Gestern – wie immer – schöner Abend bei Wunderlich, herrliche Blumen, schöne Kunst, gutes Essen, intelligentes Gespräch. Was ich jedennoch als «Bilanz» feststelle: Er liebt die Menschen nicht (weswegen er die wunderlich-seltsamsten-ironischen Geschichten über Sammler, Händler, Sohn und Tochter erzählen kann). Ich liebe Menschen; das ist meine Schwäche, zumal es ja heißt: Ich liebe mich. Die äußerste Schwäche (angreifbar machend). Doch etwas traurig: Die zu meinem 70. geplante Ausstellung in/auf Schloß Rheinsberg – Manuskripte, Fotos, Bilder mit Widmungen, meine altmodischen Karteikästen, Skulpturen, paar witzige ausländische Ausgaben meiner Bücher – fällt ins Havelwasser: Die Lotto-Gelder, die für derlei normalerweise zur Verfügung stehen, werden zum Erhöhen der Abgeordneten-Diäten benutzt.
11. Februar
Einsamer werden – älter (alt) werden: ein vicious circle . Denn den Generationsgenossen hat man nichts mehr zu sagen, es ist alles – wie bei einem alten Ehepaar – gesagt; und man – ICH – lebe ja nicht mit der jüngeren Generation. Wie neulich der eher bläßliche Abend bei Wunderlich, nun gestern abend hier zum Essen Nash mit Helfer (der allerdings jung) – der alte, früher komische und leicht absurde, aber doch immer «sparkling» Ralph Nash erloschen, sich aus dem Gespräch geradezu ausschaltend, wie eingeschlafen auf dem Sofa sitzend und bei Tisch – da kann man ja schlecht schlafen – Geschichten, die wir schon 7mal gehört haben, drei weitere Male erzählend (noch dazu: pointenlos).
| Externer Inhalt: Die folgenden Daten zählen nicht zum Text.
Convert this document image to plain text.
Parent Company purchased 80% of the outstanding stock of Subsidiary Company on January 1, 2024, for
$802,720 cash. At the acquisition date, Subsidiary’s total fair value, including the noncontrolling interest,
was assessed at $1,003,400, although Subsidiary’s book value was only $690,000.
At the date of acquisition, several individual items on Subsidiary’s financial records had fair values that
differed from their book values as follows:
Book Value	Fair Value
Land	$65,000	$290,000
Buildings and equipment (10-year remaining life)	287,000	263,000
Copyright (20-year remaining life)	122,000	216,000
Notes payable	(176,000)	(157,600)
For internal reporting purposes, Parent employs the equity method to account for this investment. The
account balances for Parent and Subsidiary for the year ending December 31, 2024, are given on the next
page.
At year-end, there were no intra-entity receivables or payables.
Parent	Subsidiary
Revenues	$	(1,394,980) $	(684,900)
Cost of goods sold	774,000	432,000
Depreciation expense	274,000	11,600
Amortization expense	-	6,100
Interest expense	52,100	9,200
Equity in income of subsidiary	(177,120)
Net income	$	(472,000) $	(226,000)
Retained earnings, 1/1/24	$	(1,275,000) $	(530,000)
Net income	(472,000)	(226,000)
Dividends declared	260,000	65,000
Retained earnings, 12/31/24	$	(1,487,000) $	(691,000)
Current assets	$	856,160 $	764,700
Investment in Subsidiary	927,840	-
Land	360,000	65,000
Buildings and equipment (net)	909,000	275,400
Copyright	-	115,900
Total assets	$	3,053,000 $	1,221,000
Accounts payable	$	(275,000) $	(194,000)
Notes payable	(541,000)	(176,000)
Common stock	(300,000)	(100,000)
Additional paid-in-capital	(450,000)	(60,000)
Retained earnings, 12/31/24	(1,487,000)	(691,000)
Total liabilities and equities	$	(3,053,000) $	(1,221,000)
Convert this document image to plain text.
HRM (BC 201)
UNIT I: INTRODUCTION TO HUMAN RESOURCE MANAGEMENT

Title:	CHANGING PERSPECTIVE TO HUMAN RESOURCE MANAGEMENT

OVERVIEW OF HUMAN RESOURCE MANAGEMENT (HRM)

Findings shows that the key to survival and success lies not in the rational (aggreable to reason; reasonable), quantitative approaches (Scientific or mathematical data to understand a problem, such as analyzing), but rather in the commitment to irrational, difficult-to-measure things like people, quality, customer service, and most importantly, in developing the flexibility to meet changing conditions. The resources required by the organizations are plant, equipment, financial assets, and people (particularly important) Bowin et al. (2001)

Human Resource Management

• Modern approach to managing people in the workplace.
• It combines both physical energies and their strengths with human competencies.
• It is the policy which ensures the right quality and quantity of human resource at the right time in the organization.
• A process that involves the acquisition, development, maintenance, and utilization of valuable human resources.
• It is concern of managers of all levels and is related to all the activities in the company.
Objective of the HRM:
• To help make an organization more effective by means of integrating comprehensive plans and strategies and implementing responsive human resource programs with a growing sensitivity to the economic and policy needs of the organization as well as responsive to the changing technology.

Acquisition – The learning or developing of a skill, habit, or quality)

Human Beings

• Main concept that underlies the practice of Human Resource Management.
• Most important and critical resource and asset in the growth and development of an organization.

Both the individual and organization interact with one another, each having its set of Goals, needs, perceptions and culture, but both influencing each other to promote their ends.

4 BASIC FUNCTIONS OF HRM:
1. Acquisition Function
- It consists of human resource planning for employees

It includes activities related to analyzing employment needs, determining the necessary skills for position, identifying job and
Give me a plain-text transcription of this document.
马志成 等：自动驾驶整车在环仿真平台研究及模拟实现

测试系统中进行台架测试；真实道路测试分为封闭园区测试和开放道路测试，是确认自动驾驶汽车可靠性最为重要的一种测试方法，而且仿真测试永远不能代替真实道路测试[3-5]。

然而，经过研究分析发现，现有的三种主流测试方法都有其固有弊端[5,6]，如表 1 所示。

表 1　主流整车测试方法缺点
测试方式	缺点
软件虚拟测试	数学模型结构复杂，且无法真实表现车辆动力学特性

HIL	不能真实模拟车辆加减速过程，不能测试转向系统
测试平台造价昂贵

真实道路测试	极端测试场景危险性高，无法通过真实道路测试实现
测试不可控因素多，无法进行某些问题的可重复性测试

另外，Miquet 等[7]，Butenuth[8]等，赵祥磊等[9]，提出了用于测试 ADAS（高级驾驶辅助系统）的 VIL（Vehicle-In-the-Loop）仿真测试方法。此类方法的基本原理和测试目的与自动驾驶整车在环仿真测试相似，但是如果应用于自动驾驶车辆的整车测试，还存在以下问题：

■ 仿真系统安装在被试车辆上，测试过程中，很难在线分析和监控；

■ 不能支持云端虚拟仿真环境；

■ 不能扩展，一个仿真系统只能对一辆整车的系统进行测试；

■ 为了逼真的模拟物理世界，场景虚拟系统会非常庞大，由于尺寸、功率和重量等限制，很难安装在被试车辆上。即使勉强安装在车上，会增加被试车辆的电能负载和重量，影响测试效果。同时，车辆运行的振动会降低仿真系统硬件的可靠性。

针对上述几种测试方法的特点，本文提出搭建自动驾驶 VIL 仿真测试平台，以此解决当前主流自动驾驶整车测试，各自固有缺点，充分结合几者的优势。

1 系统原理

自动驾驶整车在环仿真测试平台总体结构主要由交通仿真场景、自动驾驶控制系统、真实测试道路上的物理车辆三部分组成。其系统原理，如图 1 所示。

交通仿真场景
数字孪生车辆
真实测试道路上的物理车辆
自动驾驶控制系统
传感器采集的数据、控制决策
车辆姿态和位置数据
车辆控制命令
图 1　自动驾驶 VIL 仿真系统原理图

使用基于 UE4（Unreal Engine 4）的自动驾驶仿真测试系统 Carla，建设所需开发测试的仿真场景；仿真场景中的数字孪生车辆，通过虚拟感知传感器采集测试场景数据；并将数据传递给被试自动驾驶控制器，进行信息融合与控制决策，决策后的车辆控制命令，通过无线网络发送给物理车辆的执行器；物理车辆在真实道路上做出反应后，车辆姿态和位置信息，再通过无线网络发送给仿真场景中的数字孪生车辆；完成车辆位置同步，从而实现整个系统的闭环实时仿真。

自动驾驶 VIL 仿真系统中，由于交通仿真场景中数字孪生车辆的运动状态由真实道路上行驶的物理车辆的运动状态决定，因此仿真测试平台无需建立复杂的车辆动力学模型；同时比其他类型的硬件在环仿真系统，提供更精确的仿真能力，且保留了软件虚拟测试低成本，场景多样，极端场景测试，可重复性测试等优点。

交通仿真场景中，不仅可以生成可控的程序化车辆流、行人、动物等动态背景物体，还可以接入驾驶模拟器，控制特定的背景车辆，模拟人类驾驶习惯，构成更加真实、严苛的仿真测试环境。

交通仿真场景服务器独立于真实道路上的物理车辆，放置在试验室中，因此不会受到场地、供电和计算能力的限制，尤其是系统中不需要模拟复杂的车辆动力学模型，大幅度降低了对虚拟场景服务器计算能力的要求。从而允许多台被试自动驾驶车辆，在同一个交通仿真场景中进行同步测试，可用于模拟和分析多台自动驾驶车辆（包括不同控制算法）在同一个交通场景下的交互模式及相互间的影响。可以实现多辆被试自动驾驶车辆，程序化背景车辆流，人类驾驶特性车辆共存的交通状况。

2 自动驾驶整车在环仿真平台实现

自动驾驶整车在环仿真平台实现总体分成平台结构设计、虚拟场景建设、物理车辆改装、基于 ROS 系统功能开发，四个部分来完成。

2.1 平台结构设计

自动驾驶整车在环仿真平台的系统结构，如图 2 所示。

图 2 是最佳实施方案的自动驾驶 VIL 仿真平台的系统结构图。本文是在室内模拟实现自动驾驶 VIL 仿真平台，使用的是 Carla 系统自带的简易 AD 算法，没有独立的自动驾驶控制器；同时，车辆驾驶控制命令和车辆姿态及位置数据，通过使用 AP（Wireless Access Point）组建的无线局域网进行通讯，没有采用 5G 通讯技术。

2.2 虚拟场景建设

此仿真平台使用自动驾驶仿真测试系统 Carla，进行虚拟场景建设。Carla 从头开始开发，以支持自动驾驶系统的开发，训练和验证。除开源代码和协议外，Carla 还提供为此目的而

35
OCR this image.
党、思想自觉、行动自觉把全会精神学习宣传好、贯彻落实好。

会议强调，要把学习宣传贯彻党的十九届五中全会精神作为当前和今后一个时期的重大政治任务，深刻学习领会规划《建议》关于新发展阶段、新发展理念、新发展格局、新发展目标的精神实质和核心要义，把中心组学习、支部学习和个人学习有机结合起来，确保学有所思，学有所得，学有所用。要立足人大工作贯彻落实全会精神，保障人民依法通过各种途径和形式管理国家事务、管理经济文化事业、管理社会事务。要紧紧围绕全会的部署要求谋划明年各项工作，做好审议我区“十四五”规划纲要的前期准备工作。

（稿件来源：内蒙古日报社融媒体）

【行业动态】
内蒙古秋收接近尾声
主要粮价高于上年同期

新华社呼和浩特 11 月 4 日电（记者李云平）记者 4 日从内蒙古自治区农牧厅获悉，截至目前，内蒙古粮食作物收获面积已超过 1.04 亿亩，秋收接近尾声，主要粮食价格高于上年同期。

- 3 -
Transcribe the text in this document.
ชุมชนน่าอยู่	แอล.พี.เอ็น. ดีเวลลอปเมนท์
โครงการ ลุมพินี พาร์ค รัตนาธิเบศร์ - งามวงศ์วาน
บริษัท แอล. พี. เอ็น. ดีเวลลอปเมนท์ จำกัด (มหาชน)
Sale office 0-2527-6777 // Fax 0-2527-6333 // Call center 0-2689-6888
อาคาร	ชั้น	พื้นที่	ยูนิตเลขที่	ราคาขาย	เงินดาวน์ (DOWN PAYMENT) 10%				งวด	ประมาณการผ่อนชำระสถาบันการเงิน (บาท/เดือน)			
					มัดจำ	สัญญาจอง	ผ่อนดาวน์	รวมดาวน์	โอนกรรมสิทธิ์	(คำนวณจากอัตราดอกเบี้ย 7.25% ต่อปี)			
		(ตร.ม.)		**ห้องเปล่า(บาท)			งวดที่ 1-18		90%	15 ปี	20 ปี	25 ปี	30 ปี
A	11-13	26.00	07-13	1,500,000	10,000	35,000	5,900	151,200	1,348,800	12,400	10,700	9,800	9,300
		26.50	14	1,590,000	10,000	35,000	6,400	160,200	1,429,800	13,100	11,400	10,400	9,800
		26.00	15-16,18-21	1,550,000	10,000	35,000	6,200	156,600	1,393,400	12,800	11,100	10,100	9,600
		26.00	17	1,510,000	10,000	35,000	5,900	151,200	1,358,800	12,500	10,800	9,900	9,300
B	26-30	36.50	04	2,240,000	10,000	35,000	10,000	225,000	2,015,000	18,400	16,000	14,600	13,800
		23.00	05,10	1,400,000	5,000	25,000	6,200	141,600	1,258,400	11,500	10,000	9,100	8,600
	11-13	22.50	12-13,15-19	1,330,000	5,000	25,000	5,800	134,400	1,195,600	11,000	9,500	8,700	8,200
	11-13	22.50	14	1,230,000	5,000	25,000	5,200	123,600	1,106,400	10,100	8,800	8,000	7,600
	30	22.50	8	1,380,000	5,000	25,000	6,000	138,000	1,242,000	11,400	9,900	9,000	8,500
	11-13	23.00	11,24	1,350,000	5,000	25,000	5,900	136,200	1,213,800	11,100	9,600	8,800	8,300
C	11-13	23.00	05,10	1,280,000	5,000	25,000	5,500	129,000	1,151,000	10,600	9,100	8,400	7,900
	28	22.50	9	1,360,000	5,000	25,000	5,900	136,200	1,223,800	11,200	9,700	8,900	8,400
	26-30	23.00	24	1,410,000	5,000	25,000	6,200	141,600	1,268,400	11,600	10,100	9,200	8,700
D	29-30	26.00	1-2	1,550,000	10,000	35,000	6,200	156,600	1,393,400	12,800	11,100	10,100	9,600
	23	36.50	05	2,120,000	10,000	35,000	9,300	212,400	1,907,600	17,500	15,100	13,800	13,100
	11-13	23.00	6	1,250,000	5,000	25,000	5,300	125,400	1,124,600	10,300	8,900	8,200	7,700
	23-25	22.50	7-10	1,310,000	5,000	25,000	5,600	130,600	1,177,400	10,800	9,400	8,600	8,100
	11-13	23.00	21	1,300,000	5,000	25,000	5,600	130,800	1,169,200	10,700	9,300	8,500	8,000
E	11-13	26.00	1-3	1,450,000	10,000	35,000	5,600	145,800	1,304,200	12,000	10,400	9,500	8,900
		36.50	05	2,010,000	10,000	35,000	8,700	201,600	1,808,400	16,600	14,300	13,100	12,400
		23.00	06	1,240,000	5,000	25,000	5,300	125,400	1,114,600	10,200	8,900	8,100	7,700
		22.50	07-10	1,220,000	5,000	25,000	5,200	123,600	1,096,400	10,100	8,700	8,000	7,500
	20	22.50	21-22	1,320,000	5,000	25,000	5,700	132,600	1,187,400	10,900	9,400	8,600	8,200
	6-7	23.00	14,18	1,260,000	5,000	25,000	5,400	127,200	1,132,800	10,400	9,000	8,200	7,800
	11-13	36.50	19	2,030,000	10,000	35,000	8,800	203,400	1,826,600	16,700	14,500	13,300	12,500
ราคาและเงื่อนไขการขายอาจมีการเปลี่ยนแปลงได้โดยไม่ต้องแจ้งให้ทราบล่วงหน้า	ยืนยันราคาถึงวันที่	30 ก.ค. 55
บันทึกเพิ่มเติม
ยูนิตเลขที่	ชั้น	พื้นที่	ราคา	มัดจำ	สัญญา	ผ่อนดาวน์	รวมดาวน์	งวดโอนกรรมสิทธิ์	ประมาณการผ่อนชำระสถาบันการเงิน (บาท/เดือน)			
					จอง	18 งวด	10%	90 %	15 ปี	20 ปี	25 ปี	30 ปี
Das wurde übertroffen allenfalls von MIR, der SEINE Geschichten – wie Gerd mir leicht feixend beim Frühstück berichtete – dreimal wiederholte. In diesem Fall die vom Kotzbrocken Unseld, aus dessen Haus ich per «Versandzettel» die Mitteilung erhalte, daß das von mir herausgegebene ZEITmuseum der 100 Bilder nunmehr in der 10. Auflage, d. h. im 180. Tausend, vorliegt. Das wiederum heißt, daß alle von mir bei Suhrkamp herausgegebenen ZEITbücher zusammen eine Auflage von ca. ½ Million haben, wo hinzukommen die 3 Bände meiner ZEITgespräche, mein DDR-Buch TRADITIONEN (in gebundener, in Broschur-Version UND im TB erschienen, zusammen ca. 50.000) UND mein kleiner Essayband in der Edition Suhrkamp: alles in allem kein «Verlust»-Autor. Das aber ist dem gräßlichen Unseld nicht einmal das Beilegen einer Visitenkarte wert. Die Geschichte erzählte ich Joachim Helfer zum Trost – weil das feine Haus Suhrkamp ihm sein FERTIGES Buch, ohne ihn zu fragen, ohne ihn auch nur zu informieren, aus dem Herbstprogramm gestrichen hat (obwohl er mit dem vorangegangenen einen bemerkenswerten kritischen – leider nicht kommerziellen – Erfolg hatte). Natürlich war das junge Genie («Er ist Suhrkamps wichtigster Autor», höre ich ja seit Monaten von der jiddischen Mamme Ralph) deprimiert – – – – heißt das doch
1. Publikation im unwichtigeren Frühjahrsprogramm,
2. ein fertiges Buch zu haben, das nicht «da» ist – also ½ Jahr Untätigkeit,
3. ein deutliches Signal, daß man das neue Buch nicht sehr schätzt; denn wäre man BEGEISTERT vom Text, würde man alles tun, um …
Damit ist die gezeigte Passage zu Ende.